Researchers had learned about the reddish, mysterious space rock last year when it was discovered by the PAN-STARRS1 telescope in Hawaii last October 19, 2017. Scientists have called it “Oumuamua,” a Hawaiian name for “a messenger from afar arriving first.”
The name showcases Oumuamua’s exclusive background: it is the first direct proof of an object, which originated a different star system and, which has passed through the solar system, according to the associate administrator for Science Mission Directorate of NASA, Thomas Zurbuchen.
The peculiar, seemingly cigar-like shape, as well as orbital storage characteristics of Oumuamua, prompted some people to think whether it was an interstellar spacecraft. Thus, researchers have decided to assess the data for signals, which might tell the presence of intelligent life connected with Oumuamua.
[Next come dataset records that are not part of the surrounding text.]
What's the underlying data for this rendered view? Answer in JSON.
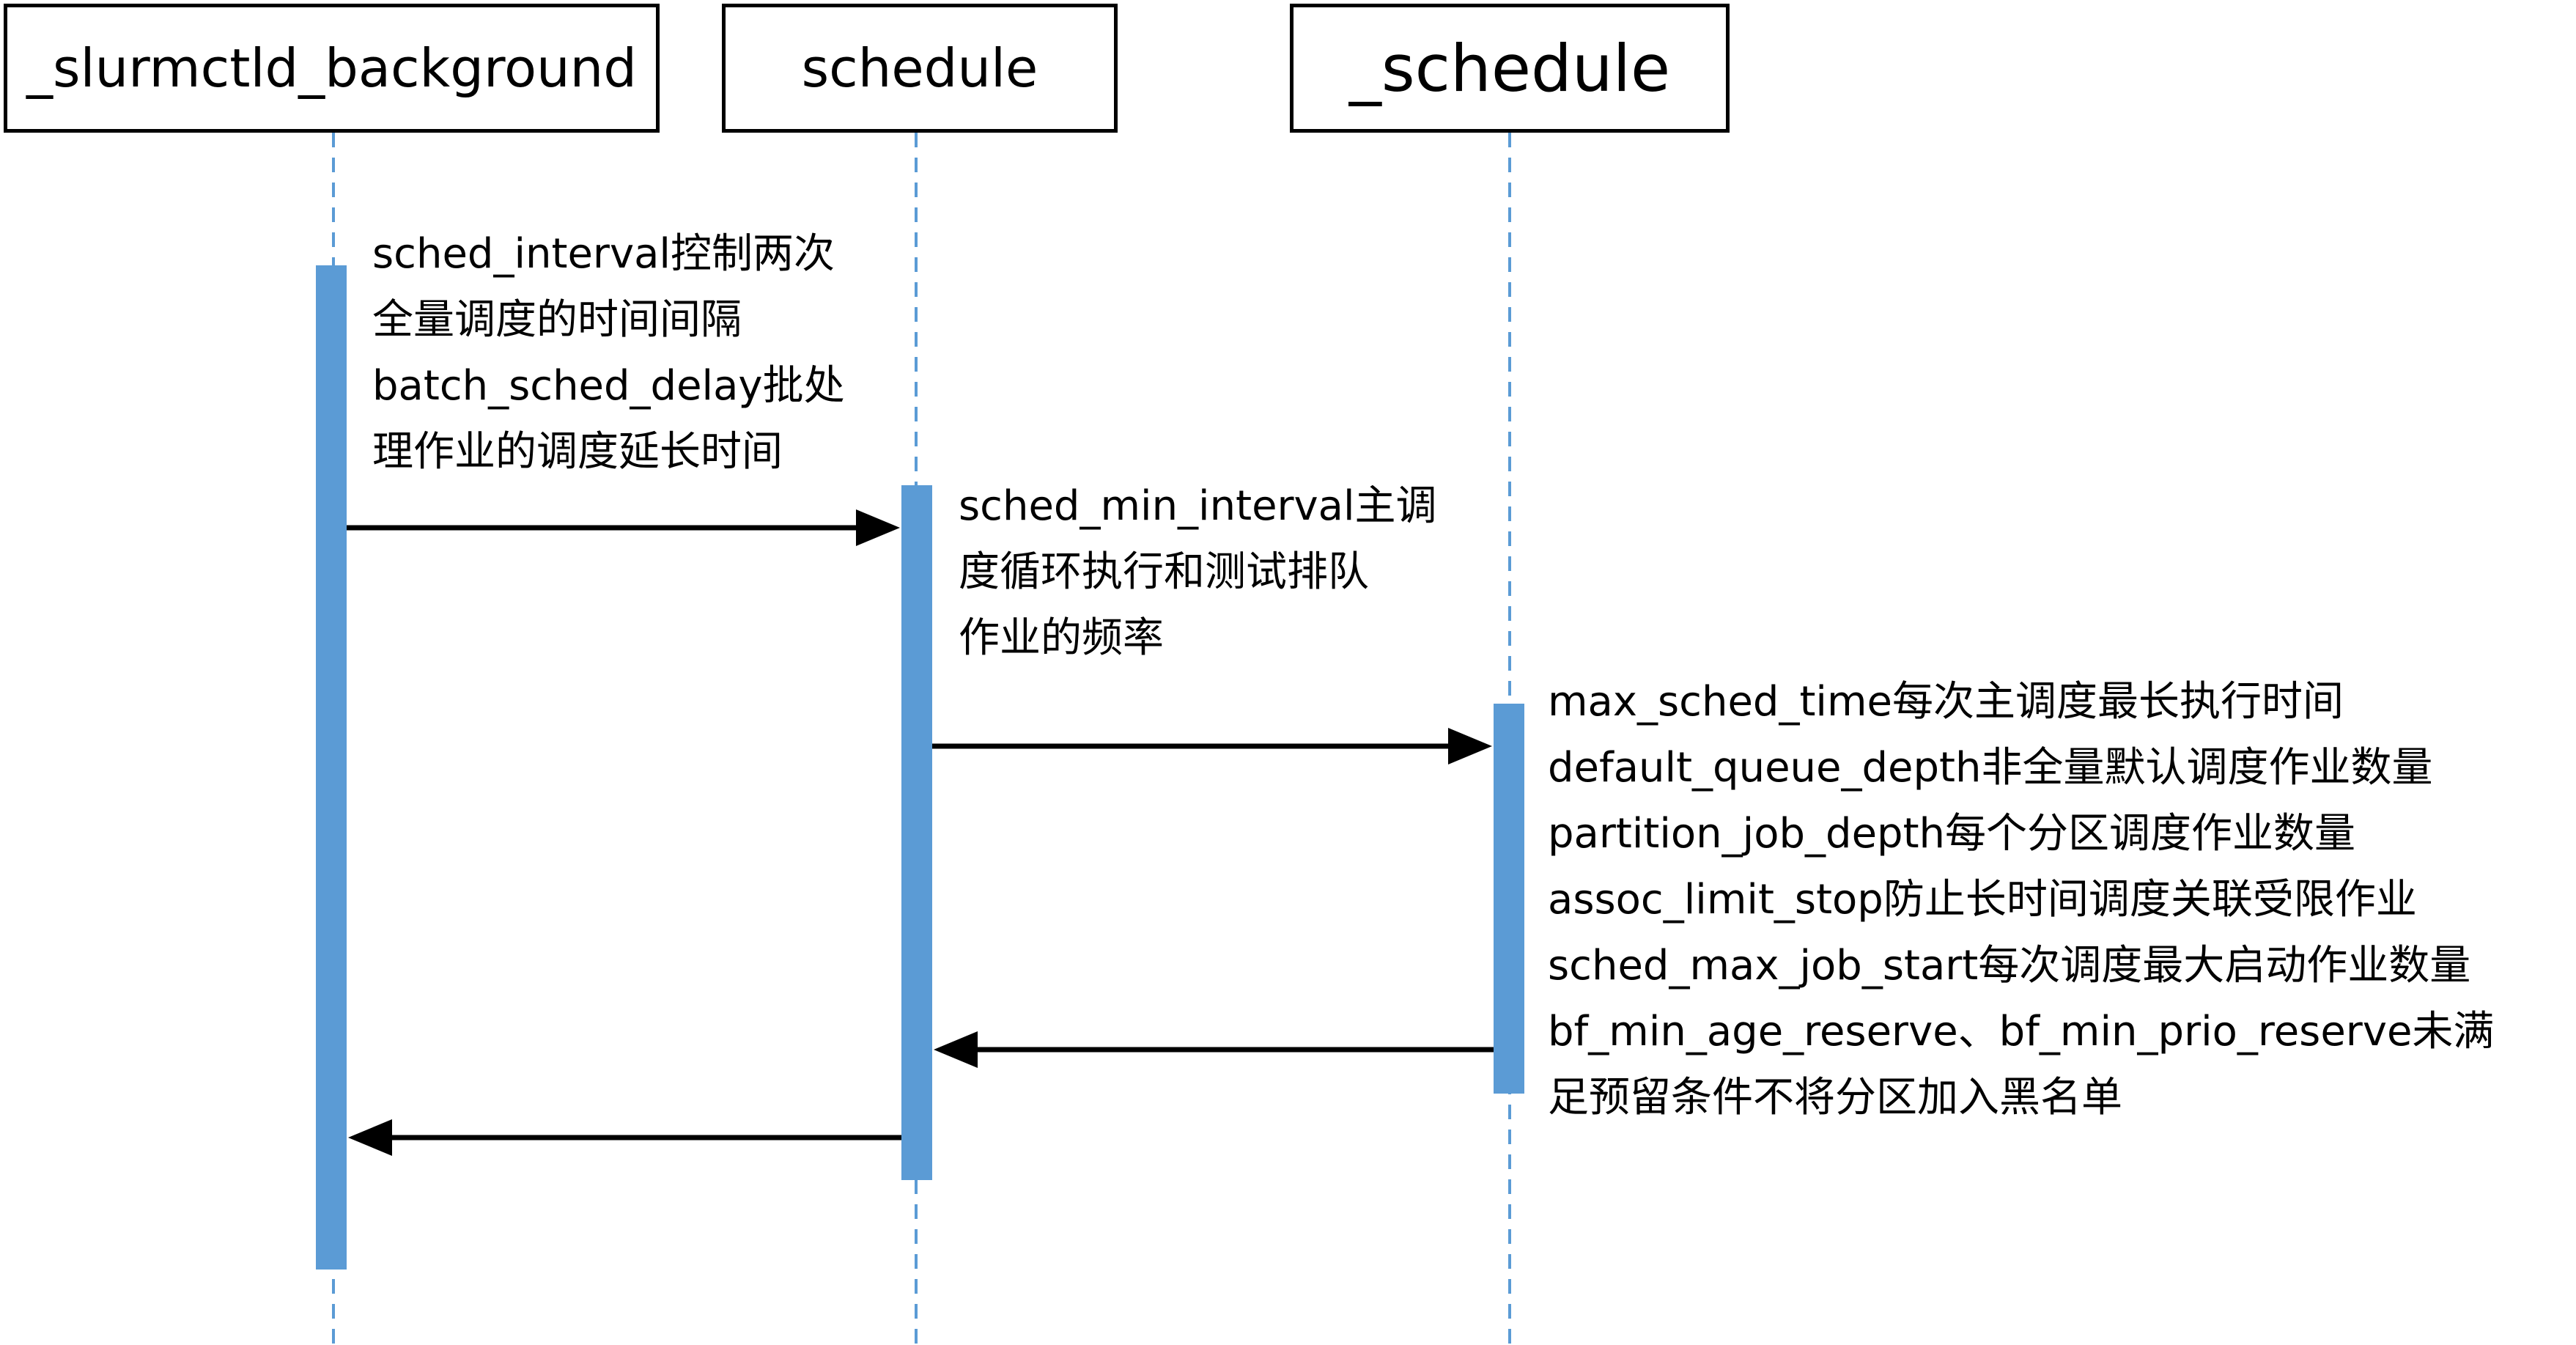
{
  "participants": [
    {
      "id": "slurmctld_background",
      "label": "_slurmctld_background"
    },
    {
      "id": "schedule",
      "label": "schedule"
    },
    {
      "id": "_schedule",
      "label": "_schedule"
    }
  ],
  "notes": [
    {
      "lines": [
        "sched_interval控制两次",
        "全量调度的时间间隔",
        "batch_sched_delay批处",
        "理作业的调度延长时间"
      ]
    },
    {
      "lines": [
        "sched_min_interval主调",
        "度循环执行和测试排队",
        "作业的频率"
      ]
    },
    {
      "lines": [
        "max_sched_time每次主调度最长执行时间",
        "default_queue_depth非全量默认调度作业数量",
        "partition_job_depth每个分区调度作业数量",
        "assoc_limit_stop防止长时间调度关联受限作业",
        "sched_max_job_start每次调度最大启动作业数量",
        "bf_min_age_reserve、bf_min_prio_reserve未满",
        "足预留条件不将分区加入黑名单"
      ]
    }
  ],
  "messages": [
    {
      "from": "slurmctld_background",
      "to": "schedule",
      "direction": "call"
    },
    {
      "from": "schedule",
      "to": "_schedule",
      "direction": "call"
    },
    {
      "from": "_schedule",
      "to": "schedule",
      "direction": "return"
    },
    {
      "from": "schedule",
      "to": "slurmctld_background",
      "direction": "return"
    }
  ],
  "colors": {
    "activation_bar": "#5b9bd5",
    "lifeline": "#5b9bd5",
    "box_border": "#000000",
    "arrow": "#000000",
    "text": "#000000"
  }
}
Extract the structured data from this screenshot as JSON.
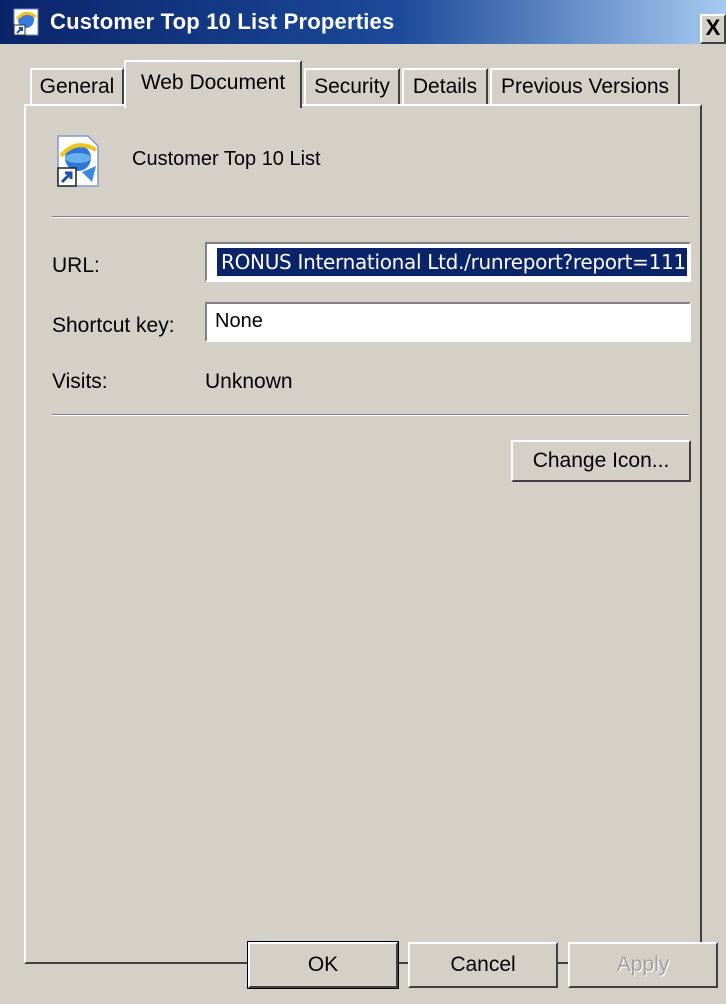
{
  "window": {
    "title": "Customer Top 10 List Properties",
    "close_glyph": "X"
  },
  "tabs": [
    {
      "label": "General",
      "active": false
    },
    {
      "label": "Web Document",
      "active": true
    },
    {
      "label": "Security",
      "active": false
    },
    {
      "label": "Details",
      "active": false
    },
    {
      "label": "Previous Versions",
      "active": false
    }
  ],
  "document": {
    "icon": "internet-shortcut-icon",
    "name": "Customer Top 10 List"
  },
  "fields": {
    "url_label": "URL:",
    "url_value": "RONUS International Ltd./runreport?report=111",
    "shortcut_label": "Shortcut key:",
    "shortcut_value": "None",
    "visits_label": "Visits:",
    "visits_value": "Unknown"
  },
  "buttons": {
    "change_icon": "Change Icon...",
    "ok": "OK",
    "cancel": "Cancel",
    "apply": "Apply"
  },
  "colors": {
    "titlebar_start": "#0a246a",
    "titlebar_end": "#a6caf0",
    "dialog_bg": "#d4d0c8",
    "selection_bg": "#0a246a"
  }
}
To research, the astronomers opted for the Murchison Widefield Array, a telescope situated in the remote Murchison region of Western Australia, far away from the buzz of radio interference and human activity. The researchers looked back at data generated by the Murchison Widefield Array through November, December and earlier in January when Oumuamua was between fifty-nine million and three-hundred thirty-six million miles from the planet.
In specific, the astronomers verified for radio transmissions coming from the approximately quarter-mile-ling Oumuamua between the frequencies of seventy-two and one-hundred-two megahertz, a range, which is the same to the frequencies utilized in FM radio broadcasts.
According to the researchers who issued the study, those transmitter powers are well within the abilities of human technologies and thus reasonable for alien civilizations.
The outcomes added more proof that Oumuamua isn’t a complicated alien ship – or if it indeed it is, it is not talking about such frequencies. Instead, it is most likely the fragment of a comet, which lost more of its surface water after being blasted by cosmic rays on its long journey through interstellar space.
Although the team did not hear any transmissions, which may have been generated by intelligent alien life, the study was a crucial step in the hunt for extraterrestrial intelligence. According to Steve Tingay, the deputy executive director of the ICRAR, if advanced civilizations do exist elsewhere in the galaxy, they can speculate that they might have the ability to launch a spacecraft over interstellar distances and that those spacecraft may utilize radio waves to communicate.
There could be over 46 million interstellar objects crossing the solar system each year. Most of these are too far for the Murchison Widefield Array to examine, but future telescopes could help them assess these interstellar interlopers.